Ukraina yang Perang, Pabrik-pabrik di RI yang Nangis Darah
Jakarta, CNBC Indonesia - Eskalasi ketegangan akibat perang Rusia-Ukraina mendongkrak harga minyak dunia ke level rekor tahunan. Bahkan, Rusia mengeluarkan wanti-wanti kepada negara-negara Barat yang menjatuhkan sanksi atas mereka bahwa harga minyak bisa melesat tembus US$300 per barel. Kondisi in dikhawatirkan menambah tekanan bagi industri hilir di dalam negeri, apalagi jika daya beli tidak terdongkrak.
"Yang kita khawatirkan efek dari hilirnya karena mereka yang paling cepat terkena dampaknya. Pertama, harga-harga bahan baku untuk industri makanan dan minuman saat ini mengkhawatirkan," kata Sekjen Asosiasi Industri Aromatik, Olefin & Plastik Indonesia (Inaplas) Fajar Budiono kepada CNBC Indonesia, Selasa (8/3/2022).
Kedua, dia menambahkan, harga BBM juga sudah naik akibat lonjakan harga minyak dunia. Dan tentu saja menaikkan ongkos logistik.
Pada sesi perdagangan 8 Maret 2022, pukul 23.54 WIB, data tradingeconomics menunjukkan, harga minyak jenis WTI bergerak di rentang US$127,6 per barel sementara jenis Brent di kisaran US$131,6 per barel.
Akibatnya, harga bahan baku plastik melonjak hingga berkisar US$1.500 - 1.800 per ton, untuk jenis polypropylene hingga LDPE. Jika harga minyak terus menanjak bahkan ke atas US$300 per barel, kata dia, harga bahan baku bisa melesat hingga dua kali lipat dari saat ini.
Pergerakan harga minyak dunia saat ini, imbuh dia, memicu kewaspadaan.
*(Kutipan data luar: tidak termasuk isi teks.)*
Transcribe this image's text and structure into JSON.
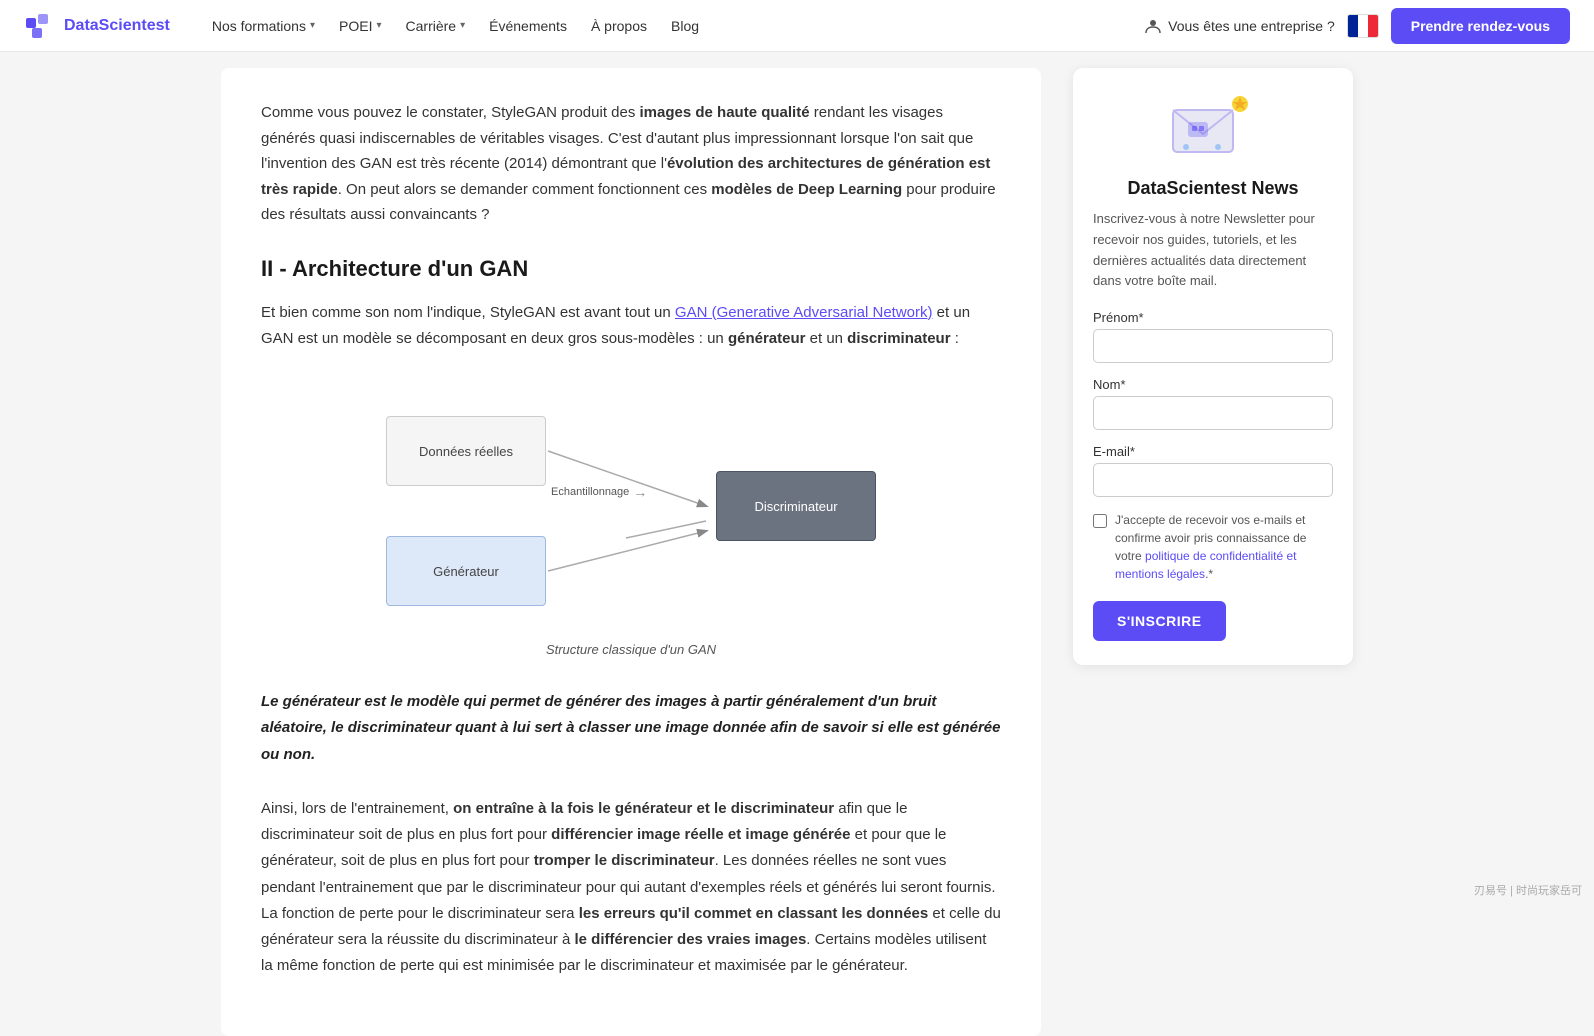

Meski, dia menambahkan, tidak akan menyebabkan anjloknya kapasitas produksi di industri hulu.
"Efeknya ini ke industri hilir, termasuk makanan dan minuman olahan. Kalau sampai mereka tertekan, misalnya makanan dan minuman menurunkan prospek pertumbuhan tahun ini dari 8% ke 6%. Berarti daya beli turun," lanjutnya.
Jika itu terjadi, kata dia, permintaan akan turun. Dan memicu efek domino hingga ke hulu.
"Tapi, jika daya beli terangkat, berarti selamat. Karena itu, pemerintah harus merespons kondisi saat ini dengan cepat. DPR juga harus berani mengajukan usulan supaya pemerintah bergerak cepat sehingga kita tidak kehilangan momentum lonjakan harga komoditas," kata Fajar.
"Saya ke lapangan ke daerah-daerah. Banyak permintaan gudang, makanan frozen naik, keramik naik. Petani di daerah menikmati lonjakan harga komoditas, seperti sawit. Berarti masih ada daya beli, masih bagus," imbuhnya.
Untuk mempertahankan kondisi tersebut, mencegah anjloknya daya beli, saatnya pemerintah agresif memberikan subsidi kepada masyarakat. Toh, ujarnya, pemerintah sudah mendapat gain besar dari lonjakan harga komoditas.
"Jaga sebelum turun. Caranya, naikkan pendapatan melalui bea keluar ekspor komoditas. Kalau nanti sudah normal, kembalikan lagi. Jadi, pemerintah punya uang untuk memberikan subsidi kepada masyarakat, termasuk petani yang tidak menikmati lonjakan komoditas. Pemerintah naikkan bea keluar atas ekspor nikel yang hari ini melesat cetak rekor. Saya rasa dikenakan tambahan 5% tidak akan berpengaruh," kata Fajar.
Menaikkan tarif bea keluar, lanjutnya, harus dilakukan segera sehingga tidak kehilangan momentum.
"Pengusaha batu bara, nikel, CPO ini kan sudah mendapat windfall profit, jadi pemerintah bisa segera menaikkan pendapatannya. Sekarang kesempatannya jadi pemerintah bisa memberikan subsidi bagi masyarakat. Daya beli terjaga. Di sini perlunya koordinasi Menteri Koordinator karena pasti ada ego sektoral," katanya.
Sebab, kata Fajar, jika daya beli tidak dijaga dan anjlok, akan berdampak ke berbagai sektor. Hingga memicu terjadinya gejolak sosial.
"Gangguan daya beli di hilir yang akan berdampak ke hulu. Kalau soal harga bahan baku yang melonjak, industri tetap akan beli karena butuh. Tapi di hilir itu penngaruh daya beli sangat cepat," kata Fajar.